Mr. Jones finally found his calling at St. Labre Indian School five years ago, when he returned with his wife to her ancestral homeland, the Northern Cheyenne Reservation. The circumstances of the journey were tragic. Their ten-year-old-daughter had been diagnosed with a brain tumor and died five months later while they were living in Minnesota.
“I had a lot of jobs over the years,” says Mr. Jones. “I was a mechanic, owned restaurants and worked other places, but after our daughter passed away, I realized I wanted to do something more purposeful in life.”
What’s the biggest challenge in the food service department? “That’s easy,” laughs Mr. Jones. “Preparing and serving 1,500 meals each day.” The key word here is “preparing.” St. Labre meals are made from scratch, entailing everything from the baking of all breads and rolls to cutting and slicing the many fruits and vegetables that adorn the food lines.
Not to forget the meat. Nearly twenty years ago, an entire ranch was left to St. Labre as a bequest. Shortly after, a rancher called to say that all his pastures and hay crop had been hailed out and he had about 80 head of bison he wanted to donate to the school. That herd eventually grew to well over 100, and the school began processing the animals for use in the meals program.

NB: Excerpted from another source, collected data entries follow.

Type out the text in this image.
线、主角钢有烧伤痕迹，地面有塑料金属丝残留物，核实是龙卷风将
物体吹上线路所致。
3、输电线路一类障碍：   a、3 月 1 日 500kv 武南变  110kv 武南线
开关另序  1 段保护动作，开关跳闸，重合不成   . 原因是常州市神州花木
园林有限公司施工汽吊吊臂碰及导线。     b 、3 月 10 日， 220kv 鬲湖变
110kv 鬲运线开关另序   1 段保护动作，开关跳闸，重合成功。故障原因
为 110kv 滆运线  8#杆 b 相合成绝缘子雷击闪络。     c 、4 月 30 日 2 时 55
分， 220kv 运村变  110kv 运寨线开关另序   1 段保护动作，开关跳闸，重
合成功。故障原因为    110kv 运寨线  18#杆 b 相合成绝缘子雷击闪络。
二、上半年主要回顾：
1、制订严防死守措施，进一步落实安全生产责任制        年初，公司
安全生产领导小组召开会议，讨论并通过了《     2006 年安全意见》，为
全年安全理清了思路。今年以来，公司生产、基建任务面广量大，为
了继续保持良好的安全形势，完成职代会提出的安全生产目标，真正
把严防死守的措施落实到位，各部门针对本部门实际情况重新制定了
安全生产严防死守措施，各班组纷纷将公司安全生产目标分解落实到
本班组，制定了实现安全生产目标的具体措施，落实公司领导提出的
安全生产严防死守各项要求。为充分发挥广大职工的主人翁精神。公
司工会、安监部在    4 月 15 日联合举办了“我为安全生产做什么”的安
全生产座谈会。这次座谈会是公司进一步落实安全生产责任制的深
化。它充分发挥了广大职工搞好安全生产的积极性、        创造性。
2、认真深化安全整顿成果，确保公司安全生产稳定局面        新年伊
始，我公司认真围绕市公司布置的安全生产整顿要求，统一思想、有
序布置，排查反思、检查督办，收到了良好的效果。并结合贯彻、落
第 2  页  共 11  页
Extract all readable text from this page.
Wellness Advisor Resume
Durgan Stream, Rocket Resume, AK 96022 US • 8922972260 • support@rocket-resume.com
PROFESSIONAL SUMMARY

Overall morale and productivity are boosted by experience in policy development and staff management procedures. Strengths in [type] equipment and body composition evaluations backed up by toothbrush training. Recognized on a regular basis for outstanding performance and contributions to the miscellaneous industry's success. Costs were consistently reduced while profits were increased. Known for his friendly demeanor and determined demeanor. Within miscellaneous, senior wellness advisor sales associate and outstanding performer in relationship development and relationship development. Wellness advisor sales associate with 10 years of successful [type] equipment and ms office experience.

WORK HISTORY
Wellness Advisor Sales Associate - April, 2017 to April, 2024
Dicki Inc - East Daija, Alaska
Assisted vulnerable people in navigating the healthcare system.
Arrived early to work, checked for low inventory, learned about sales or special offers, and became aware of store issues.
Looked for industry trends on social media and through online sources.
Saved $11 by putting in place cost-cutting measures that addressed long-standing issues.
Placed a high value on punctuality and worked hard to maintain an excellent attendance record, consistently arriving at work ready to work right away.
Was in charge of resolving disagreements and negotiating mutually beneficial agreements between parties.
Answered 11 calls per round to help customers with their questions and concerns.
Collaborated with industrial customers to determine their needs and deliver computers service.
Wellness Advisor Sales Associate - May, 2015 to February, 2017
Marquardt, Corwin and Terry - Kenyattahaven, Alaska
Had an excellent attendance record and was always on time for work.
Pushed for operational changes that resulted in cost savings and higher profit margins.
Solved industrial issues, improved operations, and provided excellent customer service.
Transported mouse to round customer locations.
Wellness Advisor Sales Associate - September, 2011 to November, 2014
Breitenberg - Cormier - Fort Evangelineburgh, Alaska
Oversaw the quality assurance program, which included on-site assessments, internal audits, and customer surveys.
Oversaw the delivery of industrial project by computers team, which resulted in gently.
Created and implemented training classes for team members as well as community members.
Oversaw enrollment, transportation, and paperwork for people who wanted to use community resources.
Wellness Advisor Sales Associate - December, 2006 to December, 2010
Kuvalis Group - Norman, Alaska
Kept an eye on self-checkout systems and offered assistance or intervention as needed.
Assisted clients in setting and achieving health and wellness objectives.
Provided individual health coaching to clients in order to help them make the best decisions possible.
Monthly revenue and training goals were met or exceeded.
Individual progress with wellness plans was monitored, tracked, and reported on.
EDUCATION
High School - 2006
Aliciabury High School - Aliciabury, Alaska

Last summer, Mr. Jones attended the National School Nutrition Conference in Atlanta and gave a presentation on how to lower the amount of sodium in school meals. “It’s a simple equation,” he says. “Buffalo meat has about one fourth the amount of sodium as beef, and much lower instance of cholesterol and trans-fatty acids. So serve the kids buffalo instead of beef.”
“When I think of food for the school, I am always thinking good nutrition, and our program is top tier in that category,” he continues. There is always a fruit for breakfast, too.” He points out. “Lunches always include a fruit, and a salad bar loaded with fresh vegetables. Legumes are served once a week with other high fiber offerings.”
Like most locales that are wracked by poverty, many people on the reservations suffer from poor nutrition. Diabetes and obesity rank near the top of diet-related diseases. The symptoms of poverty, including poor nutrition, lead to early deaths on the reservations at a much higher rate than the national average.
Mr. Jones is intense about providing nutritious meals for the kids. At the conference, he became known as the buffalo man. “I told everyone that they needed to start using buffalo in their food programs,” he laughs. “But they told me that they didn’t have a ranch to raise them on.”
Mr. Jones and his staff of 26 on the three campuses of St. Labre Indian School are making a difference in the health and well-being of the children they serve. He is also quick to point out that hungry children don’t do well in the classroom. “They need that nutritious punch to help their brains work at maximum capacity.”
Thanks to Mr. Jones and the St. Labre Food Service Staff, nearly 750 children and young people are enjoying good food and excelling in their studies every day.